In the meantime, the board of directors has a critical vote coming up in December to decide if Metropolitan continues investing in Newsom’s tunnel project.
“We're optimistic that will go through and further benefits will be identified from that program,” said Bednarski. “Water in California is a collaborative effort between all of us. It really can't be a winners and losers proposition.”
Tina Shields, water manager at the Imperial Irrigation District, was heartened to hear Metropolitan’s portfolio has expanded enough to meet future demands and to consider a supply augmentation with other states. In a statement to Agri-Pulse, Shields said IID’s conservation potential is already pushed to the limit and growers are opposed to any additional long-term fallowing, seeing it as detrimental to the community as well as its resources, the Salton Sea and the nation’s food supply.
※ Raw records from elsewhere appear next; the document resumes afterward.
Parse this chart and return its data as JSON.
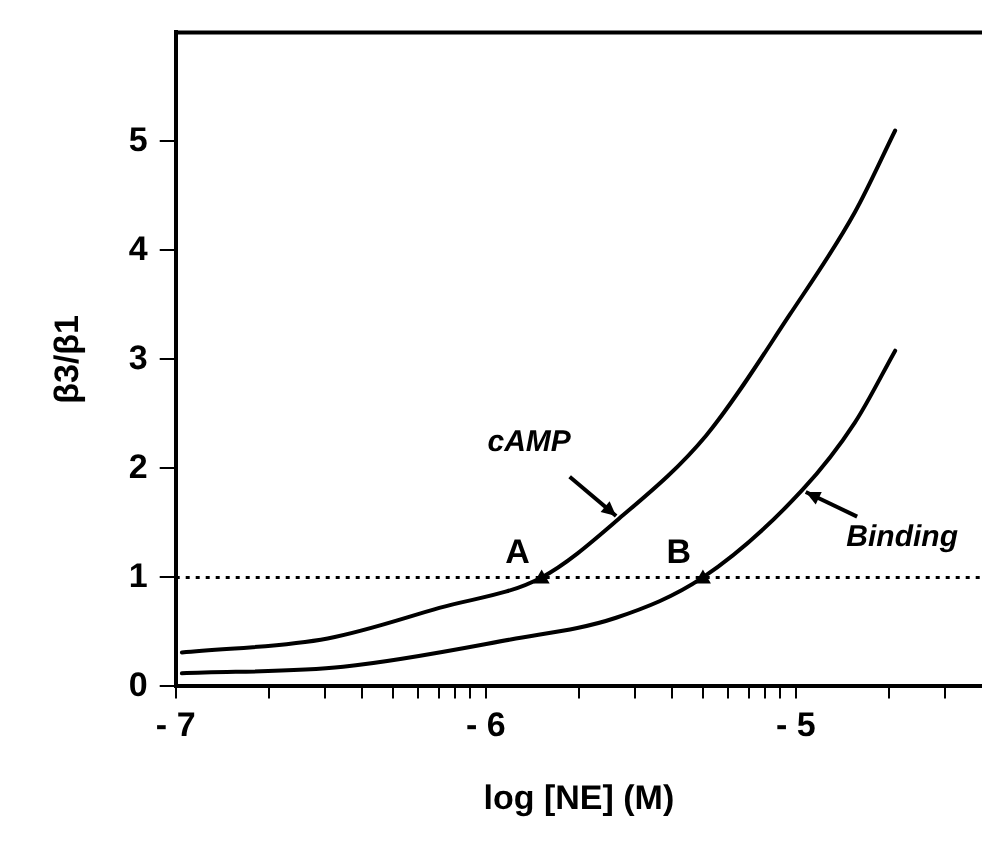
{
  "chart_data": {
    "type": "line",
    "xlabel": "log [NE] (M)",
    "ylabel": "β3/β1",
    "xlim": [
      -7,
      -4.4
    ],
    "xticks": [
      -7,
      {
        "value": -6.7,
        "label": null
      },
      {
        "value": -6.52,
        "label": null
      },
      {
        "value": -6.4,
        "label": null
      },
      {
        "value": -6.3,
        "label": null
      },
      {
        "value": -6.22,
        "label": null
      },
      {
        "value": -6.15,
        "label": null
      },
      {
        "value": -6.1,
        "label": null
      },
      {
        "value": -6.05,
        "label": null
      },
      -6,
      {
        "value": -5.7,
        "label": null
      },
      {
        "value": -5.52,
        "label": null
      },
      {
        "value": -5.4,
        "label": null
      },
      {
        "value": -5.3,
        "label": null
      },
      {
        "value": -5.22,
        "label": null
      },
      {
        "value": -5.15,
        "label": null
      },
      {
        "value": -5.1,
        "label": null
      },
      {
        "value": -5.05,
        "label": null
      },
      -5,
      {
        "value": -4.7,
        "label": null
      },
      {
        "value": -4.52,
        "label": null
      }
    ],
    "ylim": [
      0,
      6
    ],
    "yticks": [
      0,
      1,
      2,
      3,
      4,
      5
    ],
    "series": [
      {
        "color": "#000000",
        "x": [
          -6.98,
          -6.51,
          -6.15,
          -5.82,
          -5.57,
          -5.29,
          -5.02,
          -4.81,
          -4.68
        ],
        "values": [
          0.31,
          0.44,
          0.72,
          1.0,
          1.54,
          2.3,
          3.41,
          4.35,
          5.1
        ]
      },
      {
        "color": "#000000",
        "x": [
          -6.98,
          -6.46,
          -5.92,
          -5.58,
          -5.3,
          -4.98,
          -4.81,
          -4.68
        ],
        "values": [
          0.12,
          0.18,
          0.43,
          0.63,
          1.0,
          1.8,
          2.42,
          3.08
        ]
      }
    ],
    "ref_lines": [
      {
        "axis": "y",
        "value": 1,
        "color": "#000000",
        "line_style": "dotted"
      }
    ],
    "annotations": [
      {
        "text": "cAMP",
        "x": -5.57,
        "y": 1.54
      },
      {
        "text": "Binding",
        "x": -4.98,
        "y": 1.8
      },
      {
        "text": "A",
        "x": -5.82,
        "y": 1.0
      },
      {
        "text": "B",
        "x": -5.3,
        "y": 1.0
      }
    ],
    "grid": false,
    "legend": false,
    "marker": "none",
    "line_style": "solid"
  }
}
“The collaborative spirit that has developed within California through the more than three decades of ag-to-urban water conservation partnerships is the only viable long-term solution to complicated Colorado River issues,” said Shields. “This is yet another positive step in that direction by the Lower Basin.”
J.B, Hamby, chair of the Colorado River Board of California, said the project will "significantly augment supplies for the drought-stressed" river and position the states to better adapt to climate change and extended droughts.
The Newsom administration hopes to expand the project portfolios for more districts like IID and Metropolitan.
At the summit, California Department of Water Resources Director Karla Nemeth said the state needs to invest in water recycling and other efforts at a greater pace. She emphasized the need by pointing out that the State Water Project’s service area encompasses the eighth-largest economy in the world.
“We have to reinvest back in infrastructure,” said Nemeth. “Love it or hate it, that is underpinning of a lot of water movement in California. That's not going to change.”
She called for more regulatory fixes so the water system works better for the economy, the environment and for drinking water.